Last week, U.S. and Chinese negotiators met in Washington to cap the 100-day dialogue that Presidents Trump and Xi promised at their April summit.
It didn’t go well.
The joint statement reported no new agreements, and both sides canceled their planned press conferences.
Two days later, President Trump ordered a “cross-government study” of whether U.S. manufacturers can supply everything the military would need in a future war.
Certainly, the U.S. needs to be ready for war and not too dependent on imports. But this could also be another step toward using national security to justify protectionist trade policies.
I suspect the White House has already decided what it will do. Now they are simply building justification for it.
Like in any other war, everyone will lose in this war except for one group. They will win because demand for their services will skyrocket. Who are these lucky people?
They aren’t people at all. They’re robots.
Automate or Die
Last week, in Trump’s Terrific Trade War, I wrote, “The global economy is a giant, well-oiled machine that’s about to get gummed up.”
It’s hard to overstate how globalized the economy has become, compared to the 1990s. NAFTA, China’s opening, and the end of the Cold War changed everything. If I’m right, everything is about to change again.
One of the many consequences is that it will give manufacturers yet another reason to cut their costs.
If you’re an exporter and governments slap tariffs onto your goods, your foreign customers will have to pay more and potentially stop buying your products. To avoid that, you decide to absorb some of the cost and reduce your prices.
The problem is, those discounts will diminish and possibly erase your profit margin—unless you get more efficient. And the easiest way to do that is by automating production.
If you’re already automated, you automate more. You squeeze every ounce of efficiency from your business.
This isn’t a new development. Intense competition is already forcing automation, but new trade restrictions will add further urgency.
My associate Robert Ross and I knew after the election that trade barriers would probably rise. And we saw an opportunity in industrial automation and robotics companies.
In particular, we wanted automation suppliers based outside the U.S. that would have better access to countries the U.S. government might try to punish. We found several candidates and recommended one to subscribers in January.
The result: an almost-16% gain in just six months!
Plus, we’re using options to draw income from two other stocks in this niche. We may end up owning the shares if their price falls, but in the meantime, we’re still earning premium income.
A Whole New World
The action isn’t all overseas, though. We all know Amazon and other U.S. e-commerce companies are automating every possible task. One that’s surprisingly hard: grabbing items from shelves and packing them to ship.
So far, robots aren’t very good at recognizing the millions of shapes and manipulating them properly—but they’re learning fast.
Last weekend, the Wall Street Journal reviewed several companies that are training robots to pick orders. They’re getting close. A Chinese firm says it will open a fully automated warehouse in Shanghai by the end of this year.
That technology will find its way to the U.S., and companies like Amazon will deploy it pronto. The cost savings will be irresistible.

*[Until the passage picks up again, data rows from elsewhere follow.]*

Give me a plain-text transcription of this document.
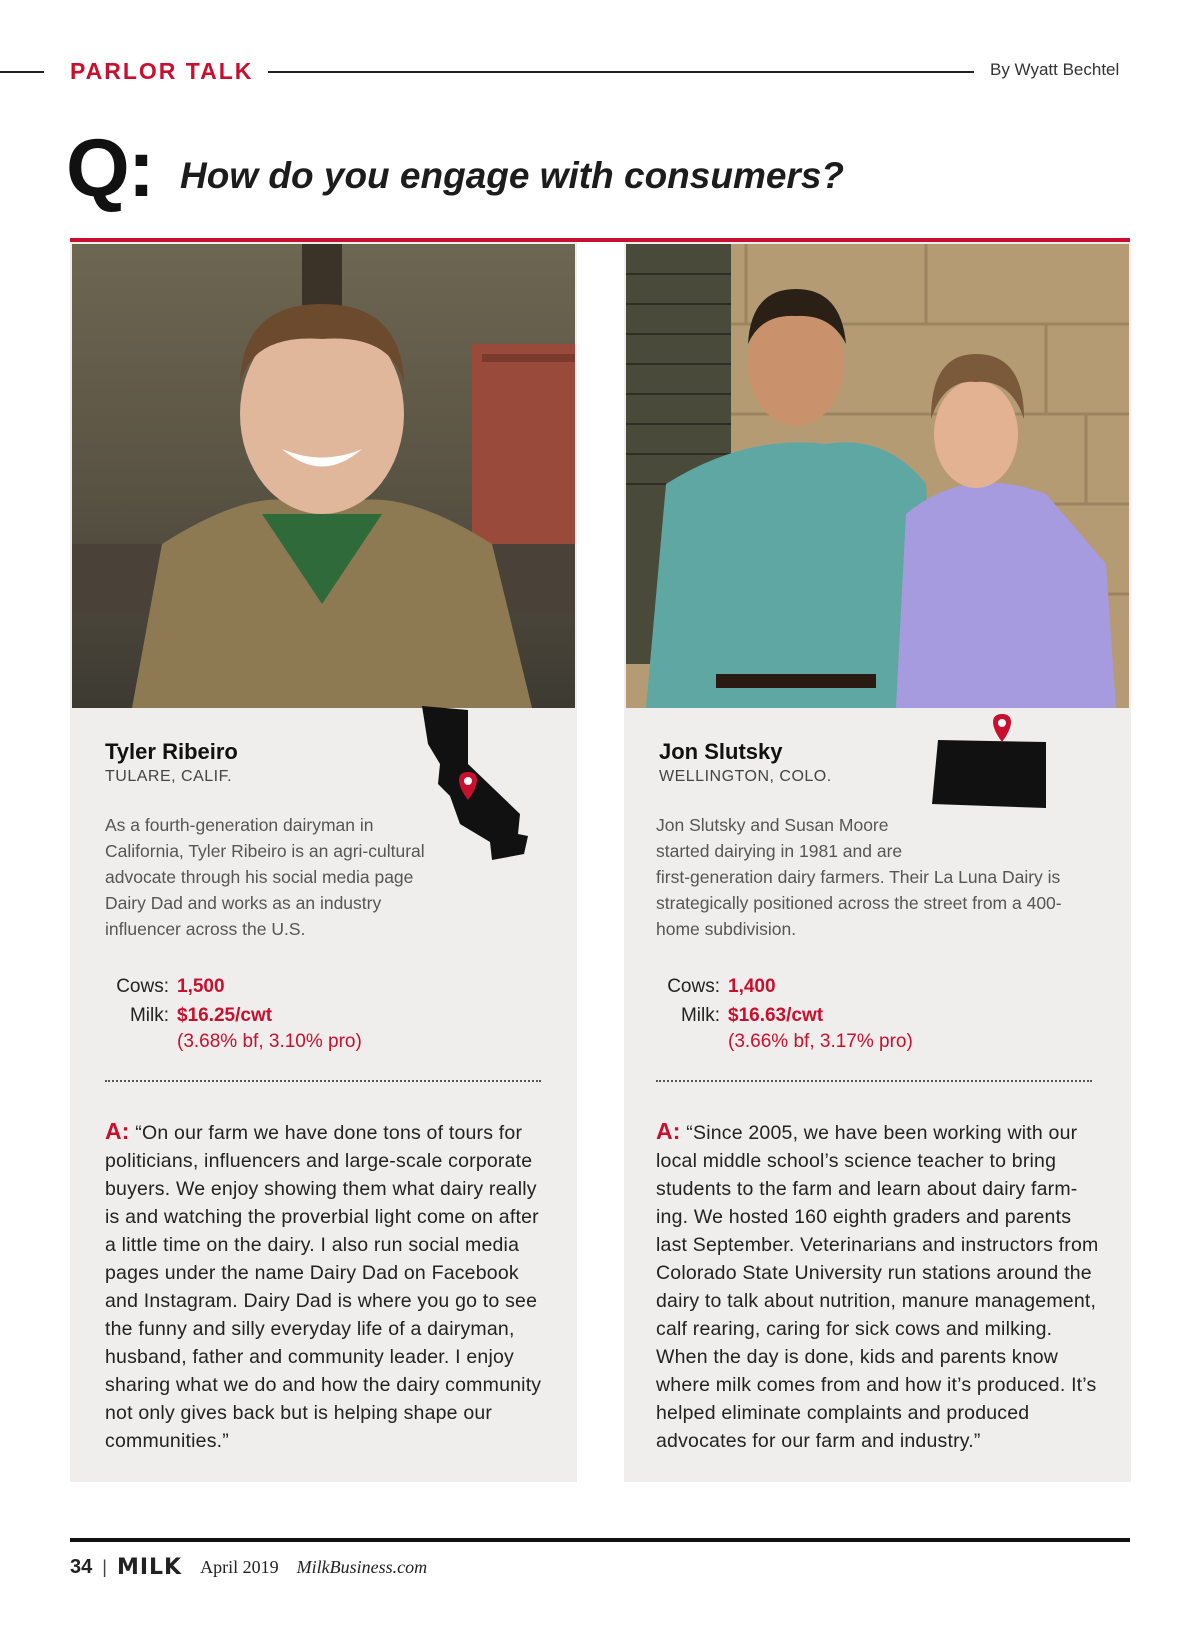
PARLOR TALK	By Wyatt Bechtel
Q: How do you engage with consumers?
Tyler Ribeiro
TULARE, CALIF.
As a fourth-generation dairyman in California, Tyler Ribeiro is an agri-cultural advocate through his social media page Dairy Dad and works as an industry influencer across the U.S.
Cows: 1,500
Milk: $16.25/cwt
(3.68% bf, 3.10% pro)
A: “On our farm we have done tons of tours for politicians, influencers and large-scale corporate buyers. We enjoy showing them what dairy really is and watching the proverbial light come on after a little time on the dairy. I also run social media pages under the name Dairy Dad on Facebook and Instagram. Dairy Dad is where you go to see the funny and silly everyday life of a dairyman, husband, father and community leader. I enjoy sharing what we do and how the dairy community not only gives back but is helping shape our communities.”
Jon Slutsky
WELLINGTON, COLO.
Jon Slutsky and Susan Moore started dairying in 1981 and are
first-generation dairy farmers. Their La Luna Dairy is strategically positioned across the street from a 400-home subdivision.
Cows: 1,400
Milk: $16.63/cwt
(3.66% bf, 3.17% pro)
A: “Since 2005, we have been working with our local middle school’s science teacher to bring students to the farm and learn about dairy farm-ing. We hosted 160 eighth graders and parents last September. Veterinarians and instructors from Colorado State University run stations around the dairy to talk about nutrition, manure management, calf rearing, caring for sick cows and milking. When the day is done, kids and parents know where milk comes from and how it’s produced. It’s helped eliminate complaints and produced advocates for our farm and industry.”
34 | MILK April 2019 MilkBusiness.com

Won’t it kill jobs? Yes, thousands of them. That’s another complication we really don’t need in these already complicated times… but it’s coming anyway.
The good news is, some of these same robotic technologies will reduce the incentive to produce goods overseas and import (or re-import) them to the U.S.
Mass production is giving way to niche manufacturing and localization. That’s already a worldwide trend and it’s accelerating.
If we can get through these transition years—which will be tough—I think we’ll find a whole new world on the other side.